In our world, former child TV stars and basic cable networks have no shame. MTV's "The Real World" re-wrote the rules in 1991 when it came to the lengths people would travel to achieve fame. "Reality TV" has never been "real," nor is it legitimate television.
"The Real World" was a somewhat humble program where amateur young people agreed to have their lives documented around the clock for a few months. Eventually, the medium quickly began to eat itself. Humility and self-respect gave way to a desperate grab for attention.
With Vh1's "Celebreality," things have changed. Here, the formerly famous try jumping back on the celebrity bandwagon. In "My Fair Brady," Christopher "Peter Brady" Knight is a 47 year old retired computer entrepeneur living with Adrienne Curry, the 22 year old winner from the first season of "America's Next Top Model." The two met on Vh1's "Surreal Life 4," and here they tread lightly through the early stages of cohabitation. Nothing is motivated by anything but a pitiful, cynical opprtunism. In the first episode, Florence Henderson, Knight's TV mom and now a licensed therapist, drops by to offer some relationship counseling.
All this is harmless compared to "Breaking Bonaduce," which really scrapes the bottom of the barrel. Here, former "Partridge Family" star Danny Bonaduce brings the cameras into his marriage therapy session. He confesses on his radio show to having cheated on his wife. He threatens his therapist with bodily harm if the man brings up the issue of Danny's kids. Watch alcoholic Danny get drunk.

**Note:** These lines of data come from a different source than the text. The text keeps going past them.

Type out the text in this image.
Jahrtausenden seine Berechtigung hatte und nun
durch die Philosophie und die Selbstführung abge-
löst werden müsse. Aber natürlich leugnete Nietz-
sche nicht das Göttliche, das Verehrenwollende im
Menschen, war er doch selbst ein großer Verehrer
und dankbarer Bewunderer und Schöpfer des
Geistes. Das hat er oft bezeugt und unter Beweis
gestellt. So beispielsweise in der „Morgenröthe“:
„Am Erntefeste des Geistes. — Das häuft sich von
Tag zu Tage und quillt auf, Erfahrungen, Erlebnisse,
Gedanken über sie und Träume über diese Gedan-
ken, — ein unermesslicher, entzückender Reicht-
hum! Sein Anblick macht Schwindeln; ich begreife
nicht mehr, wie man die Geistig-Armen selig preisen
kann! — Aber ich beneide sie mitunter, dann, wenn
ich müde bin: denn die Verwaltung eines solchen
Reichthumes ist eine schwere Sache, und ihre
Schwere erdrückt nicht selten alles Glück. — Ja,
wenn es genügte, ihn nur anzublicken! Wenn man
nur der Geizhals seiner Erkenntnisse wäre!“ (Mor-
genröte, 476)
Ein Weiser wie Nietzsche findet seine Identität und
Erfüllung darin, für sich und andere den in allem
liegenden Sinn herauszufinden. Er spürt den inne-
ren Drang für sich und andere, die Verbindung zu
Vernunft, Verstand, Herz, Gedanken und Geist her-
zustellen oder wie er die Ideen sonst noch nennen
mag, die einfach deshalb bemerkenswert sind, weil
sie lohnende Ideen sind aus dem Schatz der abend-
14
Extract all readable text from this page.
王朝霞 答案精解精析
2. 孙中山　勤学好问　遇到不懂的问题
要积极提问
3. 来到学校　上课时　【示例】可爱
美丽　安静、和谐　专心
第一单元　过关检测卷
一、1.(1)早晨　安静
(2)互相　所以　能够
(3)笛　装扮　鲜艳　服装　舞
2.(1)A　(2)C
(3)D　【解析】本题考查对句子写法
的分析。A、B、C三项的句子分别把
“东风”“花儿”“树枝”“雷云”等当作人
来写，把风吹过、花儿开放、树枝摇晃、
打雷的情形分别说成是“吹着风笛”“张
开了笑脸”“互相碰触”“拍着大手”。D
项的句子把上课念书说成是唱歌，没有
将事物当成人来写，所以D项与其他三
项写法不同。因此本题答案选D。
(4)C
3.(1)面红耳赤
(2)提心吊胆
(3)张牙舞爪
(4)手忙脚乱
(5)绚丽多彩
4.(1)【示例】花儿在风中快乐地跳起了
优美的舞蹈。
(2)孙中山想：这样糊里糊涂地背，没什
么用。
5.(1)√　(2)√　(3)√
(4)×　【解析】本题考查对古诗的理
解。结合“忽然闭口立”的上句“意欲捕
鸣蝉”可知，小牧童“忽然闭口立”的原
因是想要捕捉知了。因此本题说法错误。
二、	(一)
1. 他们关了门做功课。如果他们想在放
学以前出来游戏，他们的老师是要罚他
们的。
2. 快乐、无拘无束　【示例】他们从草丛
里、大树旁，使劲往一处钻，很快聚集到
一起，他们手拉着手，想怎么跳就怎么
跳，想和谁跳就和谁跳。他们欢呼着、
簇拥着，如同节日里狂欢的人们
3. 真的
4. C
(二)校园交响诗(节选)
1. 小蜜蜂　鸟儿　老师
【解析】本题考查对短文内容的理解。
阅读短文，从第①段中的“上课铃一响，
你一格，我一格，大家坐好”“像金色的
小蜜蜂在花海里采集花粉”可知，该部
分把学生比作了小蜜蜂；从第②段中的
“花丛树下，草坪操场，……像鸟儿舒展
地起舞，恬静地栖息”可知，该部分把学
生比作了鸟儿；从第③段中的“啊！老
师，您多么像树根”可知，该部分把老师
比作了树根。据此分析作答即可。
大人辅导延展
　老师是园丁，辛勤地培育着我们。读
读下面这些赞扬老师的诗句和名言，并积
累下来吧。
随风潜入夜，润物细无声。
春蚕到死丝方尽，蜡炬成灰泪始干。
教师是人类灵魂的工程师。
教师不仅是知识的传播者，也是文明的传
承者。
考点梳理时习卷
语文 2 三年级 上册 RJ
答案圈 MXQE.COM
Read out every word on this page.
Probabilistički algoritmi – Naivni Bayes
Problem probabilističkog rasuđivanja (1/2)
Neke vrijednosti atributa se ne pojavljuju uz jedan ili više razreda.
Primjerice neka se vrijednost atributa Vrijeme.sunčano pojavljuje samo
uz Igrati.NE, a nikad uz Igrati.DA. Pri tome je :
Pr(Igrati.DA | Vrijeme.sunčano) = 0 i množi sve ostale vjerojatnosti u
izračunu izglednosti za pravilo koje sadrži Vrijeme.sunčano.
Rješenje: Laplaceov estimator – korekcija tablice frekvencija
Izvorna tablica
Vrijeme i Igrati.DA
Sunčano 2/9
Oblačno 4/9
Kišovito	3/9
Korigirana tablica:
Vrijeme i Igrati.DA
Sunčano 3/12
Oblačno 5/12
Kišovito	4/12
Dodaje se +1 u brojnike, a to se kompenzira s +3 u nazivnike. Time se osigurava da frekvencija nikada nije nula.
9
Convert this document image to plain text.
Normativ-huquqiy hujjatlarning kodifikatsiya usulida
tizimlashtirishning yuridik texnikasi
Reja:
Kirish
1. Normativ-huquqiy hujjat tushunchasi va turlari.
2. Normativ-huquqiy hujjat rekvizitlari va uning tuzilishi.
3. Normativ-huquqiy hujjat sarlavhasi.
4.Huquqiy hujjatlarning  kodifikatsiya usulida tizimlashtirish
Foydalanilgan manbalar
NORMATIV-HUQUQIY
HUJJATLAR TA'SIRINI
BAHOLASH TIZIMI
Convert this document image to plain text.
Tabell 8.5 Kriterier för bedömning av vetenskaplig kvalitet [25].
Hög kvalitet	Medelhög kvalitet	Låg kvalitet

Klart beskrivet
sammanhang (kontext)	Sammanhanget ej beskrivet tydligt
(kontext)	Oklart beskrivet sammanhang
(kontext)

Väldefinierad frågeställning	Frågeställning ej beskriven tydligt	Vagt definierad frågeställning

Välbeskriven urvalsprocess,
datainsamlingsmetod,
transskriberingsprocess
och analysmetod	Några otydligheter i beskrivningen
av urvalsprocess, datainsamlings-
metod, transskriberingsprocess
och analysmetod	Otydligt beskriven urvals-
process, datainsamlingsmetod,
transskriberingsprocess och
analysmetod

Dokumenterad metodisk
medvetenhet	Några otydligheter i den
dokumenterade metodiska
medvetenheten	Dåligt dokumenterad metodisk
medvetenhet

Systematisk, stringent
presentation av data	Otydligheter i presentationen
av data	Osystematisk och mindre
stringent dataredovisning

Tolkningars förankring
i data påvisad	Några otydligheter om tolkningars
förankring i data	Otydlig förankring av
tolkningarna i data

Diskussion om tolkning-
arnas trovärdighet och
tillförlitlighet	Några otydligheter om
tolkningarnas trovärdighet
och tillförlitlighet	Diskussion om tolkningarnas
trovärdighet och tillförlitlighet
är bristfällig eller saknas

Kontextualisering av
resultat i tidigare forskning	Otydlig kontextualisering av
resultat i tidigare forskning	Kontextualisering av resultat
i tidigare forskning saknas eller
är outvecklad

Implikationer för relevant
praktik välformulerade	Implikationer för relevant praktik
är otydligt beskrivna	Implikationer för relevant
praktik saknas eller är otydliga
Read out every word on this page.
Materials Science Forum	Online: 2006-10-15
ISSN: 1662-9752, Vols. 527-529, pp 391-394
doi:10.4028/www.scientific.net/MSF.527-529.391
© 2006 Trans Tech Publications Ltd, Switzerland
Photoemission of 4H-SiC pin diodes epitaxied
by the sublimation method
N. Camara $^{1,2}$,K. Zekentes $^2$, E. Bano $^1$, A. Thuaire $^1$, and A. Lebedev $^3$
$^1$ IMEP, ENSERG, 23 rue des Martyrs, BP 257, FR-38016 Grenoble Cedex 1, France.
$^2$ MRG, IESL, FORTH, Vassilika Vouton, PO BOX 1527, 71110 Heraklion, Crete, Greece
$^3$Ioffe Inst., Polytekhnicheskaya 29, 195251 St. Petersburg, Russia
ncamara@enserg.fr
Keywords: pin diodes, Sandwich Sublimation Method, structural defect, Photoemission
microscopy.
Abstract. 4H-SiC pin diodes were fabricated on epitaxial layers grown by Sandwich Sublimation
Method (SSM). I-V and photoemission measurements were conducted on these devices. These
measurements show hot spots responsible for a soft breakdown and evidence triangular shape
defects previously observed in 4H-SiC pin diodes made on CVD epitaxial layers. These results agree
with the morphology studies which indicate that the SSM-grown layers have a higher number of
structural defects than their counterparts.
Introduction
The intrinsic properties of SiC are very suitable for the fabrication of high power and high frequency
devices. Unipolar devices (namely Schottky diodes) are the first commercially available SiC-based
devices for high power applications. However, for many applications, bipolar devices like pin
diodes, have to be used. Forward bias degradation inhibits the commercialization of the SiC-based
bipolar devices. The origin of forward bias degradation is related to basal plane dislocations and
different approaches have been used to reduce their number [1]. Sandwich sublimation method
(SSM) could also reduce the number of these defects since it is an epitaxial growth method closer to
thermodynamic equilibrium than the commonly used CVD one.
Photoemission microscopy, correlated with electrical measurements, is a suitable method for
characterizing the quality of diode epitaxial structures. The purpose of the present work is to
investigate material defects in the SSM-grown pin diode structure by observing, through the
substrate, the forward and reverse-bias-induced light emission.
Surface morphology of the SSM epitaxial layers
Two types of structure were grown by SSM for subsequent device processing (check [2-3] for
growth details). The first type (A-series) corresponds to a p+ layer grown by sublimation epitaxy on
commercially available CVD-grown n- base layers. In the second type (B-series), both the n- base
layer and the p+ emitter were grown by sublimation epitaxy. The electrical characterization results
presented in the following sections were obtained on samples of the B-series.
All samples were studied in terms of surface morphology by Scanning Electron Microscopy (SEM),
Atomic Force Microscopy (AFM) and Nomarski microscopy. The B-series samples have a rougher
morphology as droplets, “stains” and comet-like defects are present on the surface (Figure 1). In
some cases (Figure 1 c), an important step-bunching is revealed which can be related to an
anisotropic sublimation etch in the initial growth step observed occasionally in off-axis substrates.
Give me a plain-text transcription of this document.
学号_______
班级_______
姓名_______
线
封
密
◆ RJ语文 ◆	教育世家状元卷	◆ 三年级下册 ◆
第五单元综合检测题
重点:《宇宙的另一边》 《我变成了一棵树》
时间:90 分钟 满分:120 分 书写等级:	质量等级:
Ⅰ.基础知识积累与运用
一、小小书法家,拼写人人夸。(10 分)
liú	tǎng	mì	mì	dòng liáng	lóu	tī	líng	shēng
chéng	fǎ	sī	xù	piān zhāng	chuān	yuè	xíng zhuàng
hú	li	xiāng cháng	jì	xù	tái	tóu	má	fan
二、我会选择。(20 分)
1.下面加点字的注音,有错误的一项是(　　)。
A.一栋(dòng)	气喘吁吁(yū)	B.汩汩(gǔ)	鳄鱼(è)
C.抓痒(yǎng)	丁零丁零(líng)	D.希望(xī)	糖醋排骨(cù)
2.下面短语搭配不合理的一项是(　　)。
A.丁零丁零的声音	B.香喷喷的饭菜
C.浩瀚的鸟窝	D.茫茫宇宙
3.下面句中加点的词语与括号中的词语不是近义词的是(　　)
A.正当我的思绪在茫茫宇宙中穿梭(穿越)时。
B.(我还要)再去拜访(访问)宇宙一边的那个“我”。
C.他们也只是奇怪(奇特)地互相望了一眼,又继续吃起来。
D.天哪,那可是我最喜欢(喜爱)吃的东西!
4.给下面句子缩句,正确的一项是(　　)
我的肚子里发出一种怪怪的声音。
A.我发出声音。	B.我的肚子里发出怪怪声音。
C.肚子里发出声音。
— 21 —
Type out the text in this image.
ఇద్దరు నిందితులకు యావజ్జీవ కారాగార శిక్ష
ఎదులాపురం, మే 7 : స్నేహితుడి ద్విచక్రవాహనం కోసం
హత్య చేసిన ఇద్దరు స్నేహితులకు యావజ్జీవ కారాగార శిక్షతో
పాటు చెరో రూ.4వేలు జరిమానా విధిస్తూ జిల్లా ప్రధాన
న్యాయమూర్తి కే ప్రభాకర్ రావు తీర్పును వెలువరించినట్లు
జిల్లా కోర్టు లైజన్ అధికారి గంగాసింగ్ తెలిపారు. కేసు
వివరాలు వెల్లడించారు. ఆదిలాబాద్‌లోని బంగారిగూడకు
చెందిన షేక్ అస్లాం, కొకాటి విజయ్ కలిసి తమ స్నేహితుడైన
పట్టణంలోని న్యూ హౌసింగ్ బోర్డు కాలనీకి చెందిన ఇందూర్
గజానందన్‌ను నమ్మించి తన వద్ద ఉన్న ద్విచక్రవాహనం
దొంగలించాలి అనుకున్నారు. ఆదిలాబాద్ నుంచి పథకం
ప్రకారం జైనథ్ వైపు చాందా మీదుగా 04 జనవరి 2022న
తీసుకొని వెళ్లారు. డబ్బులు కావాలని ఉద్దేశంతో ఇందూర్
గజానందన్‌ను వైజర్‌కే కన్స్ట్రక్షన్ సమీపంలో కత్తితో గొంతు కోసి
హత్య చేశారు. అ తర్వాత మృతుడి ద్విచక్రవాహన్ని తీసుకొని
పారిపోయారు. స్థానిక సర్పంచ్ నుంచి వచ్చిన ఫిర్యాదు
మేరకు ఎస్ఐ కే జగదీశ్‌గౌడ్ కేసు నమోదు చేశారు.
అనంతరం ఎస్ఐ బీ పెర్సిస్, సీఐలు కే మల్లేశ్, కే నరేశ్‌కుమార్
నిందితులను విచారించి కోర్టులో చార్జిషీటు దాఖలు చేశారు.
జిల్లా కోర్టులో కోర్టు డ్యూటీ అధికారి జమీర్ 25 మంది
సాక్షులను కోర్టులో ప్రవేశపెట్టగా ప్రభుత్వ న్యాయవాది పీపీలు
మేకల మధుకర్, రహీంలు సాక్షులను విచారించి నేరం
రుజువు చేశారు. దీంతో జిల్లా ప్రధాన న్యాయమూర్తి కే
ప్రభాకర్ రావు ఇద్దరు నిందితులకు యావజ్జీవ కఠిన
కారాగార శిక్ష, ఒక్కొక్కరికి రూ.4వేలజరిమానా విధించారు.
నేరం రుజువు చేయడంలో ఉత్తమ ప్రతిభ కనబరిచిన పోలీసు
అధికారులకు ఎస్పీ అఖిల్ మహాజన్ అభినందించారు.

Watch crazy Danny substitute liquor for steroids and go into frightening rages, all for the camera. Nothing is learned here. There is hope of recovery if we gaze at a car crash as we drive past it. Here, the major players are dead on arrival and they just want us to join in their misery.
Lines frequently get crossed for the sake of network programming. One man's psychodrama infotainment eventually becomes revealed for what it is; desperation. Bonaduce feels obligated to the industry he believes he nearly ruined, which is why he drives his 9 year old daughter to auditions. Christopher Knight walks through his show with a dazed doofus grin on his face, and Adrienne Curry whines about being misunderstood and needing love.
If we turn off our televisions and stop laughing at them, maybe they'll go away.
Christopher J. Stephens is an adjunct college english instructor for Northeastern University, Wentworth Institute of Technology, Western New England College, and Corinthian Colleges, Inc.